April 08, 2008 // Franchising.com // NEW YORK, NY— The Bear Stearns Companies Inc. (NYSE: BSC) today announced that the New York Stock Exchange (the "NYSE") has accepted the company's application of the financial viability exception to the NYSE's shareholder approval policy in connection with the company's issuance of 95 million shares of its common stock to JPMorgan Chase & Co. The shares are being issued pursuant to a share exchange agreement entered into between Bear Stearns and JPMorgan Chase in connection with the merger agreement between the parties.
The closing of the sale of the 95 million shares is expected to occur on or about April 8, 2008.
The Bear Stearns Companies Inc. (NYSE: BSC) serves governments, corporations, institutions and individuals worldwide. The company's core business lines include institutional equities, fixed income, investment banking, global clearing services, asset management, and private client services. For additional information about Bear Stearns, please visit the firm's website at www.bearstearns.com.
This press release contains forward-looking statements within the meaning of the Private Securities Litigation Reform Act of 1995. Such statements include, but are not limited to, statements about the benefits of the merger between J.P. Morgan Chase & Co. and The Bear Stearns Companies Inc., including future financial and operating results, the combined company's plans, objectives, expectations and intentions and other statements that are not historical facts. Such statements are based upon the current beliefs and expectations of J.P. Morgan Chase's management and are subject to significant risks and uncertainties. Actual results may differ from those set forth in the forward-looking statements.
The following factors, among others, could cause actual results to differ from those set forth in the forward-looking statements: the ability to obtain governmental and self-regulatory organization approvals of the merger on the proposed terms and schedule, and any changes to regulatory agencies' outlook on, responses to and actions and commitments taken in connection with the merger and the agreements and arrangements related thereto; the extent and duration of continued economic and market disruptions; adverse developments in the business and operations of Bear Stearns, including the loss of client, employee, counterparty and other business relationships; the failure of Bear Stearns stockholders to approve the merger; the risk that the businesses will not be integrated successfully; the risk that the cost savings and any other synergies from the merger may not be fully realized or may take longer to realize than expected; disruption from the merger making it more difficult to maintain business and operational relationships; increased competition and its effect on pricing, spending, third-party relationships and revenues; the risk of new and changing regulation in the U.S. and internationally and the exposure to litigation and/or regulatory actions. Additional factors that could cause JPMorgan Chase's results to differ materially from those described in the forward-looking statements can be found in the firm's Annual Report on Form 10-K for the year ended December 31, 2007, filed with the Securities and Exchange Commission and available at the Securities and Exchange Commission's Internet site (http://www.sec.gov).
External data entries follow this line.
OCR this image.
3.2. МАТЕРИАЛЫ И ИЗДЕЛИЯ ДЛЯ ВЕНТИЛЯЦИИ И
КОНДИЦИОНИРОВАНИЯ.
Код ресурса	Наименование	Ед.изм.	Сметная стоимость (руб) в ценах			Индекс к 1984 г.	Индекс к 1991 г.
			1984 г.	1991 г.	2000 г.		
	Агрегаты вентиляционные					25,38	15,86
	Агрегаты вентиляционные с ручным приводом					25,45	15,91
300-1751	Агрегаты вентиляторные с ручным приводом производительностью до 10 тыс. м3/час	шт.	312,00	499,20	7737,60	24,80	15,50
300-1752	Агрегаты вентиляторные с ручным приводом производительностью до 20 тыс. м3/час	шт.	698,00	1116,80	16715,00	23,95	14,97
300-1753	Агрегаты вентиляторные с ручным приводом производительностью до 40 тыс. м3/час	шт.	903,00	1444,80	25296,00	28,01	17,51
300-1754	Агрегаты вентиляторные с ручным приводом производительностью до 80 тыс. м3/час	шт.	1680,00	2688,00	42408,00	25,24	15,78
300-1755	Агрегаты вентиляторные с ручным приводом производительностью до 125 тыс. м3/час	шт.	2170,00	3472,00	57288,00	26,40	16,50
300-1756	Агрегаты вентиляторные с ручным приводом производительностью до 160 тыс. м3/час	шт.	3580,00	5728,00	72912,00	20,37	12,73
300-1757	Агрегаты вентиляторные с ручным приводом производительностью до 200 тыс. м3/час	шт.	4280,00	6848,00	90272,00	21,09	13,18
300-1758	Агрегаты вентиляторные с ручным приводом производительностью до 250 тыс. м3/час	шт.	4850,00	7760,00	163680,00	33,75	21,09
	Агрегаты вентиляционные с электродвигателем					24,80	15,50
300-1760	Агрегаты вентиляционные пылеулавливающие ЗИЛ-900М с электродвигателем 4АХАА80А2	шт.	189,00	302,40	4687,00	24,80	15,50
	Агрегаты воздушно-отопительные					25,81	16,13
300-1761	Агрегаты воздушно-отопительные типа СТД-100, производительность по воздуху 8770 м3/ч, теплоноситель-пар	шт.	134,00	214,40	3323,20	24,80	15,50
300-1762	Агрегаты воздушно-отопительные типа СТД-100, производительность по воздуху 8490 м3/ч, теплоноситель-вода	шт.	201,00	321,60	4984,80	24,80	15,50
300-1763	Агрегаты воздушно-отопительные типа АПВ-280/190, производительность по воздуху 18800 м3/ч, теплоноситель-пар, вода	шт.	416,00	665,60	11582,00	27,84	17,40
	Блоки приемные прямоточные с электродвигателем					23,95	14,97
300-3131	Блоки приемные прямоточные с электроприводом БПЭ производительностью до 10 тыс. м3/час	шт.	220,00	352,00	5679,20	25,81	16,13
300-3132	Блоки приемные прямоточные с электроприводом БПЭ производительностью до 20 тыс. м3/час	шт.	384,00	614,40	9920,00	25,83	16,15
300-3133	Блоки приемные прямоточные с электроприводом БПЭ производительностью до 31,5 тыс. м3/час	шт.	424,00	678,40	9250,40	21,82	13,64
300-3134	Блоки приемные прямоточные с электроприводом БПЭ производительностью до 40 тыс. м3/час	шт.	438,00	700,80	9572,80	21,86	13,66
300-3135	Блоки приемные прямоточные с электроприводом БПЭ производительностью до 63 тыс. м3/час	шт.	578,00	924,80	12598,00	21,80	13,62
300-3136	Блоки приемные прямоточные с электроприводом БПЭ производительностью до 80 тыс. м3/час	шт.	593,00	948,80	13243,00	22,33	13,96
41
In connection with the proposed merger, J.P. Morgan Chase & Co. will file with the SEC a Registration Statement on Form S-4 that will include a proxy statement of Bear Stearns that also constitutes a prospectus of J.P. Morgan Chase & Co. Bear Stearns will mail the proxy statement/prospectus to its stockholders. J.P. Morgan Chase & Co. and Bear Stearns urge investors and security holders to read the proxy statement/prospectus regarding the proposed merger when it becomes available because it will contain important information. You may obtain copies of all documents filed with the SEC regarding this transaction, free of charge, at the SEC's website (www.sec.gov). You may also obtain these documents, free of charge, from JPMorgan Chase & Co.'s website (www.jpmorganchase.com) under the tab "Investor Relations" and then under the heading "Financial Information" then under the item "SEC Filings." You may also obtain these documents, free of charge, from Bear Stearns's website (www.bearstearns.com) under the heading "Investor Relations" and then under the tab "SEC Filings."
JPMorgan Chase, Bear Stearns and their respective directors, executive officers and certain other members of management and employees may be soliciting proxies from Bear Stearns stockholders in favor of the merger. Information regarding the persons who may, under the rules of the SEC, be deemed participants in the solicitation of the Bear Stearns stockholders in connection with the proposed merger will be set forth in the proxy statement/prospectus when it is filed with the SEC. You can find information about JPMorgan Chase's executive officers and directors in its definitive proxy statement filed with the SEC on March 30, 2007. You can find information about Bear Stearns's executive officers and directors in definitive proxy statement filed with the SEC on March 27, 2007. You can obtain free copies of these documents from JPMorgan Chase and Bear Stearns using the contact information above.